Mama posted this on my other blog so I thought I would share since so many of you have responded to Amie’s story and have been asking how she is doing!  Thank you all so much for your prayers for her.  This is truly an amazing miracle..

AMIE CALLED ME TONIGHT. SHE SOUNDED FANTASTIC.THEY ARE STILL AMAZED AT THE MIRACLE GOD PERFORMED ON HER. THE DOCTORS JUST STARE AT HER AND SHAKE THEIR HEADS IN AWE. HER DR. SAID IT WAS A MIRACLE FOR HER TO BE ALIVE. HE PERSONALLY CARRIES HER BREAKFAST TO HER EACH MORNING. SHE WILL BE MOVED TO A REGULAR ROOM ON MONDAY, IF SHE CONTINUES TO IMPROVE.THEN NEXT WEEK, IF SHE STILL IMPROVES, THEY ARE GOING TO TRANSFER HER TO CASWELLS IN KINSTON WHERE SHE LIVES. AINT GOD GOOD.

Our God is an Awesome God!

I just received a phone call from mama – I didn’t want to answer the phone. 

All I can say is that God is an almighty powerful God and He is merciful and I am so in awe of His greatness.  They went in and took Amie off the respirator this morning and she is sitting up in the bed, breathing on her own and complaining because she is hungry!  The doctor says that he has never seen anything like it and that he cannot believe that this is the same girl he was in the room with yesterday. 

So many people were praying for God to work a miracle and He did.  The family is so elated with joy.  Phil went straight out and called mama!  Thank you God!  Thank you God!  I am so filled with joy, and thankfulness, and I have been humbled by the works of God.  I cannot believe that yesterday I was writing about today being the last day of Amie’s life.  What a “Doubting Thomas” I was.  Never again. 
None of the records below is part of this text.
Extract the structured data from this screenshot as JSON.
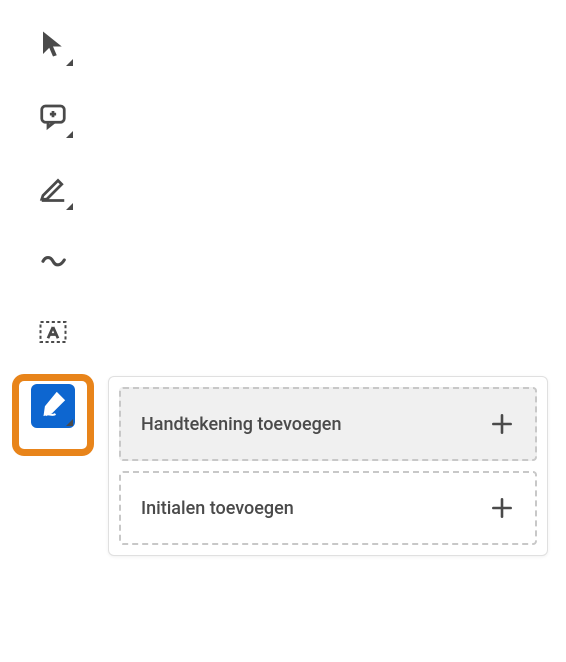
{
  "toolbar": {
    "items": [
      {
        "name": "selection-tool"
      },
      {
        "name": "comment-tool"
      },
      {
        "name": "highlight-tool"
      },
      {
        "name": "draw-tool"
      },
      {
        "name": "text-box-tool"
      },
      {
        "name": "sign-tool",
        "selected": true
      }
    ]
  },
  "popover": {
    "items": [
      {
        "label": "Handtekening toevoegen",
        "hover": true
      },
      {
        "label": "Initialen toevoegen",
        "hover": false
      }
    ]
  },
  "colors": {
    "accent": "#0d66d0",
    "highlight_ring": "#e8841a"
  }
}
Thank you all for your prayers for our family and for Amie.  God was listening of course.  We are so blessed to be a witness to His works.  Continue to remember her as she improves and strengthens.  We have been given a gift of more time with her.  We are so thankful.  WOW!!!

Update on Amie

Mama called me a little while ago.  We are not going to Duke tomorrow.  They are going to take Amie off the respirator.  The doctor is not sure how long she will be able to last after they remove it, but he is sure she cannot breathe on her own.  Amie has fought a long hard fight and tomorrow may be the last day of her life.  If it is, we all will be at peace knowing that she lived life to the fullest of her abilities that she embraced her life in every way she possibly could.  She knows we all love her and we know she loves us.  This is so hard for me because not only am I losing someone I love, I am losing her to cystic fibrosis…  UGH!!  I have to take refuge in the fact when she does take her last breath, that she will not be in anymore pain, she will not have to take any more medicine, she will not have to have someone pound on her anymore.  She will be in God’s safe arms, in His presence.  I pray to God for peace for her and all of the family.